How to Price Before a Reprice | S6 E28

We saw a very strong performance in crude this week, with Brent futures already up to $84/bbl. The team discuss market dynamics, emphasizing the shift from deep contango to backwardation in crude structure. After a recent positional reset, the market appears more balanced, with summer demand looking healthy.

The team go on to discuss the history of repricing in the oil markets, with Greg noting that big market moves often come from unexpected events. For example: recession expectations in the past were priced in, which actually ended up preventing their occurrence. Similar dynamics apply to oil markets, with Q3 summer bullish expectations unfulfilled due to extreme positioning, highlighting that major moves only happen with significant shifts in market sentiment and the largest profits often come from low-volatility markets with high prices.

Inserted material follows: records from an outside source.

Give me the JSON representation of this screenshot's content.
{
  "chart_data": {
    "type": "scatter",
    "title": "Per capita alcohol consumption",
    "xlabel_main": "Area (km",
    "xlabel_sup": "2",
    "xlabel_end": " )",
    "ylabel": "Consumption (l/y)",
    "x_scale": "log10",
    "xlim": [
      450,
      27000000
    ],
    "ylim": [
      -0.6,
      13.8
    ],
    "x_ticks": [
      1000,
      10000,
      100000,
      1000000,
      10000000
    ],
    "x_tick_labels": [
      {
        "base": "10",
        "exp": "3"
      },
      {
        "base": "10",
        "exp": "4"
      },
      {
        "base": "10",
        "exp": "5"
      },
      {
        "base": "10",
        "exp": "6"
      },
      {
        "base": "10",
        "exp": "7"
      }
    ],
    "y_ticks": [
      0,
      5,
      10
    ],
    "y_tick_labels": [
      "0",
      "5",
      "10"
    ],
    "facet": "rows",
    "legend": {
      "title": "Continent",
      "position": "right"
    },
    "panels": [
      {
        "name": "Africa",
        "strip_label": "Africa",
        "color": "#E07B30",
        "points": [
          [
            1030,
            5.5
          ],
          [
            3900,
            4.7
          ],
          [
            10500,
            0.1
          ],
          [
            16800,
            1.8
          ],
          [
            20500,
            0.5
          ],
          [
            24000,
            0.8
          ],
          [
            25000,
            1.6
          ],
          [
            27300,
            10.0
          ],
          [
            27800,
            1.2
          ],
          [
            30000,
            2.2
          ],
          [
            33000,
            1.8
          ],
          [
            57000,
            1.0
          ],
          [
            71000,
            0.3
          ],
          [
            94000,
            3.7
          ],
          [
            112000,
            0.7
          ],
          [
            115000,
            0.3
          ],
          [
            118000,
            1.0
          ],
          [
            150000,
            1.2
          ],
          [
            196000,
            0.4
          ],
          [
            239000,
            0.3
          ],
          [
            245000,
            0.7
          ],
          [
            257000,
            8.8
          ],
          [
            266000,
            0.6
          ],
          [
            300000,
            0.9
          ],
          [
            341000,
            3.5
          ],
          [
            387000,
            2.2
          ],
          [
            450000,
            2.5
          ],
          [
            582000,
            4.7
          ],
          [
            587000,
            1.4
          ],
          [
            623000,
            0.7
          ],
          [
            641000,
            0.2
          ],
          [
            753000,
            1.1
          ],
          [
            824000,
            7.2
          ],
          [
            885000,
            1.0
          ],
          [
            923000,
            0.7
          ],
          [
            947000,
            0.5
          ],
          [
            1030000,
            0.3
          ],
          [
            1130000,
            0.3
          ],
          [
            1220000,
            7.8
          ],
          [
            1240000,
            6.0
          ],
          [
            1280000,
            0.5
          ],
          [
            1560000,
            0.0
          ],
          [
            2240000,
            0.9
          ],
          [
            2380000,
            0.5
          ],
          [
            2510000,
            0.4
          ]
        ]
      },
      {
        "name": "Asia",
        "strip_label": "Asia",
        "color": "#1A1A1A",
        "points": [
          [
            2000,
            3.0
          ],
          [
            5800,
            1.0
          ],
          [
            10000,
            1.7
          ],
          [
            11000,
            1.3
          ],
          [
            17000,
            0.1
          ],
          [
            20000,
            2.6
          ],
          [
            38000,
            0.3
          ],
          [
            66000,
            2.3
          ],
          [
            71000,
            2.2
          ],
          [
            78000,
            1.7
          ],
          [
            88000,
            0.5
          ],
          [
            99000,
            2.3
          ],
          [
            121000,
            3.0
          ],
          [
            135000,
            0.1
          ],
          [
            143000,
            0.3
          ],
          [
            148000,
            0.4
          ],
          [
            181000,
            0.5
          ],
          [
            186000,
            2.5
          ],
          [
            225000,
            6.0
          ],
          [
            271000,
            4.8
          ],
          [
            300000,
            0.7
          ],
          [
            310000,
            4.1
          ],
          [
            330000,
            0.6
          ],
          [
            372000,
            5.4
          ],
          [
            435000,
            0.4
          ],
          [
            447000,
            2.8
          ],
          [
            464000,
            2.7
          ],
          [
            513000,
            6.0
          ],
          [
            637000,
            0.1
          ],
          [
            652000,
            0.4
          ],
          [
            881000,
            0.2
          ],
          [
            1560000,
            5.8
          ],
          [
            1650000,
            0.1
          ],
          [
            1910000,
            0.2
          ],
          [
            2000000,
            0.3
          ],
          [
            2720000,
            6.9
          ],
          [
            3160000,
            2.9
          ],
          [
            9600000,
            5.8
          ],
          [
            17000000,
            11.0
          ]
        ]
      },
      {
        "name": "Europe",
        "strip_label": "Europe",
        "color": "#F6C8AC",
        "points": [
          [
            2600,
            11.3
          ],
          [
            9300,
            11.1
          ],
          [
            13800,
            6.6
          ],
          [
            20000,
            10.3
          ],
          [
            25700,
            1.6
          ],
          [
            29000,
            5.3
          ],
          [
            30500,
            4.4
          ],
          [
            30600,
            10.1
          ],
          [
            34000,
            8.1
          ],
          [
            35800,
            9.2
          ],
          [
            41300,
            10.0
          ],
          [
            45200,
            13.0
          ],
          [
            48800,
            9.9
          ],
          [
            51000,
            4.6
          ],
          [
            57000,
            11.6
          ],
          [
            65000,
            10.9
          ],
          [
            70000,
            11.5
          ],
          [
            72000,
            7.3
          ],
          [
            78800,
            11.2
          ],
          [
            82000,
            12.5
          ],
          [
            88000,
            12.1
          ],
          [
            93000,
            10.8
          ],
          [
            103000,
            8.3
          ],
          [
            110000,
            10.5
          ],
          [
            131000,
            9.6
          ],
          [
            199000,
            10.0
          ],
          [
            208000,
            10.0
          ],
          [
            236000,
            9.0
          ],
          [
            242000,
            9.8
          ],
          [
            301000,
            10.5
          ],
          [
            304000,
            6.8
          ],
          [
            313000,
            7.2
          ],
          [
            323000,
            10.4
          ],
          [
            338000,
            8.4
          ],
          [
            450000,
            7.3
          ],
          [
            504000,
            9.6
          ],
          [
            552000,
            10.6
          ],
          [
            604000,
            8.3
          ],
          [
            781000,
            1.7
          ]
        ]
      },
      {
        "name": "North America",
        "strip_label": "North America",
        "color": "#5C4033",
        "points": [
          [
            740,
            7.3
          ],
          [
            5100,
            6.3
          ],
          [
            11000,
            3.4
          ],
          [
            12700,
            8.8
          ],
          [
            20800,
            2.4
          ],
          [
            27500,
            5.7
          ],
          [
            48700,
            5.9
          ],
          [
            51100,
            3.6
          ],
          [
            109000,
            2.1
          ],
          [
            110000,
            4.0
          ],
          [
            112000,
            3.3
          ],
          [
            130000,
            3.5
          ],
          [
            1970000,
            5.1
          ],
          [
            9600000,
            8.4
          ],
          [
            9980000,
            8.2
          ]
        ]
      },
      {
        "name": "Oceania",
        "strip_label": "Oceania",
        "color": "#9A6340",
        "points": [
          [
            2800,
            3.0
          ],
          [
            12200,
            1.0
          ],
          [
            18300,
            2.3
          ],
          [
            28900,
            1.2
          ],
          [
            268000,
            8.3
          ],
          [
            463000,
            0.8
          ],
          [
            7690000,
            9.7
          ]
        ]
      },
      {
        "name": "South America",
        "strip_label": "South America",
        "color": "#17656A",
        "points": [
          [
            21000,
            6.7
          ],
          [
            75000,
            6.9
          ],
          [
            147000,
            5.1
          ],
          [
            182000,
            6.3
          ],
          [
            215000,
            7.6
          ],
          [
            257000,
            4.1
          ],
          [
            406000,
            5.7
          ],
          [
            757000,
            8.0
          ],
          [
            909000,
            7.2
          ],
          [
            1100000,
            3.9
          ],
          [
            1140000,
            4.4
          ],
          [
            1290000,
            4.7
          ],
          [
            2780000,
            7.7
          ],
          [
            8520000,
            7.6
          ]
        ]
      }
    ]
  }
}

Looking to the refinery margin, the crude flat price has increased, while the cracks and spreads seem to be having a massive sell-off over the past two weeks after loads of stop outs in the European gasoline market. It has s created a snowball effect, sending the margins down as players have become quite hands-off in Europe and in the US, signified by the decreasing open interest. The unexpected sell-offs are moving the market in a unfamiliar way into summer driving season.

Macro specialist James Brodie says this week the market is reacting to lower CPI, PPI and very weak consumer sentiment reading. However the U.S. Federal Reserve surprised the market with a hawkish statement, but the bond market disagrees and is pricing in more aggressive rate cuts.